Но вздымалось над сопками солнце, размывало ледяной туман, разверзалась вся ширь Енисея — зеленоводной, клокочущей и чистейшей реки (такой вода бывает лишь в море), по обе стороны ее возникали, словно из небытия, красные скалы, отвесные, тесаные и ломаные, с резко зелеными соснами на вершинах, как бы приподнятыми, приставленными к самому солнцу — светить, греться, — и я говорил себе: нет, надо побыть здесь, надышаться этим воздухом, наглядеться этой последней буйной первозданности, к которой уже притрагивается человек.
И Антип Тюрин помог мне: нашел жилье. Да какое!.. На восьмой или десятый день нашего бесприютства он явился засветло, гордо молчаливый, чуть приметно ухмыляющийся в бороду, велел мне собираться и следовать за ним. Когда вышли из поселка-табора, сказал: «Две бабы нас примут, понимаешь? Никого не принимали — нас примут. Договорился». — «Какие бабы?» — спросил я, едва не присев на пенек. «Шагай, увидишь». Прошагали молча километра три, тропа свернула к Енисею, и в зеленом распадке, на самом берегу, как нарисованная по заказу, явилась нашим глазам усадьба, с домом на две половины, с двумя огородами, сараями, рубленой банькой возле воды. Даже псы нас не облаяли (будто тоже нарисованные), однако выбежали из калиток, чтобы Антип потрепал им холки, и это уже была реальная жизнь.
«Значит, так, — сказал не особенно смело мой дружок, — встреча, понимаешь, строгая, без музыки, но ты не тушуйсь, договорено. Иди в ту дверь, я — в эту», — и скрылся в сенях.

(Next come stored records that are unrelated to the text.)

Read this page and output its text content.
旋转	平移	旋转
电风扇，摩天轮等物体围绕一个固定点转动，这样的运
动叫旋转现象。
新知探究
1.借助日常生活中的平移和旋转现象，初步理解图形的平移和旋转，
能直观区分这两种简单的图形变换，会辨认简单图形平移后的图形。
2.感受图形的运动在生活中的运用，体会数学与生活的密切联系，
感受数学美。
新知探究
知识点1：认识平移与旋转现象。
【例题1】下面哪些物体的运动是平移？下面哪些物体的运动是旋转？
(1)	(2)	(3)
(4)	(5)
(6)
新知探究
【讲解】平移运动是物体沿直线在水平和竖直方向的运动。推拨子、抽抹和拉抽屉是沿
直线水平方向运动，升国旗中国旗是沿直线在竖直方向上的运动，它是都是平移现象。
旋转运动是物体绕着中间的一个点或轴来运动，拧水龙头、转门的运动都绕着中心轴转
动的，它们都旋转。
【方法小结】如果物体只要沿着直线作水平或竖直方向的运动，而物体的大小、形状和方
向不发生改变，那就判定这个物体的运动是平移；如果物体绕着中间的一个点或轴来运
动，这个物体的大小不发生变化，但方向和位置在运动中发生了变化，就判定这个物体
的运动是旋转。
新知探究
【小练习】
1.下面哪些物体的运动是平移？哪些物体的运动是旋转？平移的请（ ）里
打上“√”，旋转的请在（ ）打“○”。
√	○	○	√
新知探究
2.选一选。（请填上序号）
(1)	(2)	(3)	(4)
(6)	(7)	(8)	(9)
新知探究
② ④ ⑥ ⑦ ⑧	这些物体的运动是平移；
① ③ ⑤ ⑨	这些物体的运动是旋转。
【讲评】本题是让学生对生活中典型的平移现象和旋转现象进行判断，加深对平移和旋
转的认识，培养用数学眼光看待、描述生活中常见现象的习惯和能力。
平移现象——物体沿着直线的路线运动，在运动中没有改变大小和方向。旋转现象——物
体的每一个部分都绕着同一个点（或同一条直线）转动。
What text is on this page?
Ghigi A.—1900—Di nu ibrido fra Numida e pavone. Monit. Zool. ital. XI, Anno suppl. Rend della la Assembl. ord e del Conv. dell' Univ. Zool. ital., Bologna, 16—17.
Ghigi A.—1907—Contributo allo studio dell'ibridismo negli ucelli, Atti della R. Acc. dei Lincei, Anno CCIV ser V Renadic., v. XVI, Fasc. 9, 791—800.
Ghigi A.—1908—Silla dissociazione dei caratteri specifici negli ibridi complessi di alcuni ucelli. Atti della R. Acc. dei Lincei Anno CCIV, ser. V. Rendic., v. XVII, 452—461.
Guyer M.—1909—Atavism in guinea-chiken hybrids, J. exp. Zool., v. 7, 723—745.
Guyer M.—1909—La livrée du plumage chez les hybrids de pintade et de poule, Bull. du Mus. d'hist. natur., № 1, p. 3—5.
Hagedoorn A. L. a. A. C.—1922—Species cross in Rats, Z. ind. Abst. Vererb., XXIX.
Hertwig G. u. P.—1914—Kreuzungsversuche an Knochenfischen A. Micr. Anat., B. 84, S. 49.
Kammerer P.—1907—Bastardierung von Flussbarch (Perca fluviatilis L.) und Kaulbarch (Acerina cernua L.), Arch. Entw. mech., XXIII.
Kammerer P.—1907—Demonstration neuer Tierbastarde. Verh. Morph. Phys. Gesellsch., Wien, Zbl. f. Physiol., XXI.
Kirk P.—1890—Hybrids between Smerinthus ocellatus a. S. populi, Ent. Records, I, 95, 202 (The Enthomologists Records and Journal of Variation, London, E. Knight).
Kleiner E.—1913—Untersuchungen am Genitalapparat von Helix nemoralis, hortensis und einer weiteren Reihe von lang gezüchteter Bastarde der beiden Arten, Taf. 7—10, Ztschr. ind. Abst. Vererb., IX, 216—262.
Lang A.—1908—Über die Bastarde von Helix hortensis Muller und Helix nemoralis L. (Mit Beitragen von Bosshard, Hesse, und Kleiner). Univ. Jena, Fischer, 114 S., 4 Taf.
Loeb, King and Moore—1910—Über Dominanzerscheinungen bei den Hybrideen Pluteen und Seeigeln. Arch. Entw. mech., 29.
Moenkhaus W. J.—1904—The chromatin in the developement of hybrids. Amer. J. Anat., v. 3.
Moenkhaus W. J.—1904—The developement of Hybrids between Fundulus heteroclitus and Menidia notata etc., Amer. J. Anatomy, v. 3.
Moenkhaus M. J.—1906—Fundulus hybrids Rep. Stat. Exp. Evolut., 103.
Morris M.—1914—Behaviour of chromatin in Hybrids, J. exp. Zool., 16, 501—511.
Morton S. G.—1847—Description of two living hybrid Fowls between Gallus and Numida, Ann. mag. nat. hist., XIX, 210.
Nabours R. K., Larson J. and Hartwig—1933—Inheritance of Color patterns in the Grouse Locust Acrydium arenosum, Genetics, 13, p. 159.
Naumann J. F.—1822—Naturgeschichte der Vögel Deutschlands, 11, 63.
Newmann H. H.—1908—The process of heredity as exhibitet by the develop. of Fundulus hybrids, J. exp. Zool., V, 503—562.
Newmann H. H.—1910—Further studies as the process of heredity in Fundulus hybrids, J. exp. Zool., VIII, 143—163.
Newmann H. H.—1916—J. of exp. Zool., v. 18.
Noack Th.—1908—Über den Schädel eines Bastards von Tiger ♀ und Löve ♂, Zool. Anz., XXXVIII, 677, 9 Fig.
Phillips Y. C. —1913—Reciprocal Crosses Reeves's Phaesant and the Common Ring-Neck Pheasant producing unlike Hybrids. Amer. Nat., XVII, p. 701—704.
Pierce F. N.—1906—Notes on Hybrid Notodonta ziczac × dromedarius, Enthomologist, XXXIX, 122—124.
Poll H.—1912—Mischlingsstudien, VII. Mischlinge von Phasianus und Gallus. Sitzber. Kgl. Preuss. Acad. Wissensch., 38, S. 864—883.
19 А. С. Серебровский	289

Осторожно постучав, я услышал неожиданно бодрое приглашение: «Открывай, видела уж, кого бог дает!» Поставил у порога чемодан, огляделся. Эта половина дома была разделена еще пополам — на прихожую, с печью и кухонным столом, и на жилую светлую комнату. Из нее-то и вышла довольно рослая и тяжеловатая женщина, темно-загорелая, как все здешние жители, с волосами, убранными на затылке под гребенку, кареглазая, чуть скуластая (тоже как многие из местных), лет сорока пяти или около этого; вышла, остановилась напротив, внимательно осмотрела всего, словно вспоминая, не виделись ли когда, затем протянула вескую и жесткую ладонь, сказала хрипловато: «Здоров, мужик. Проходи, хозяином будь». Легко подняла чемодан, унесла в чистую комнату, вернулась, приняла куртку, кожаную фуражку, сама повесила; указала на рукомойник и, когда я умылся, подала расшитое красными петухами полотенце.
Ужин собрала быстро, но без угодливой или стеснительной суеты: картошку, жареного енисейского ельца, сало, хлеб поставила в больших мисках и тарелках, прибавила свету в керосиновой лампе, висевшей над столом, спросила: «Выпиваешь?» — «Могу не пить», — ответил я. «Знать, правильно Антип сказал, умный ты мужик… Ой, как не люблю пьющих, от них горестью пахнет». Однако принесла четвертинку «Московской», наполнила бережно две рюмки.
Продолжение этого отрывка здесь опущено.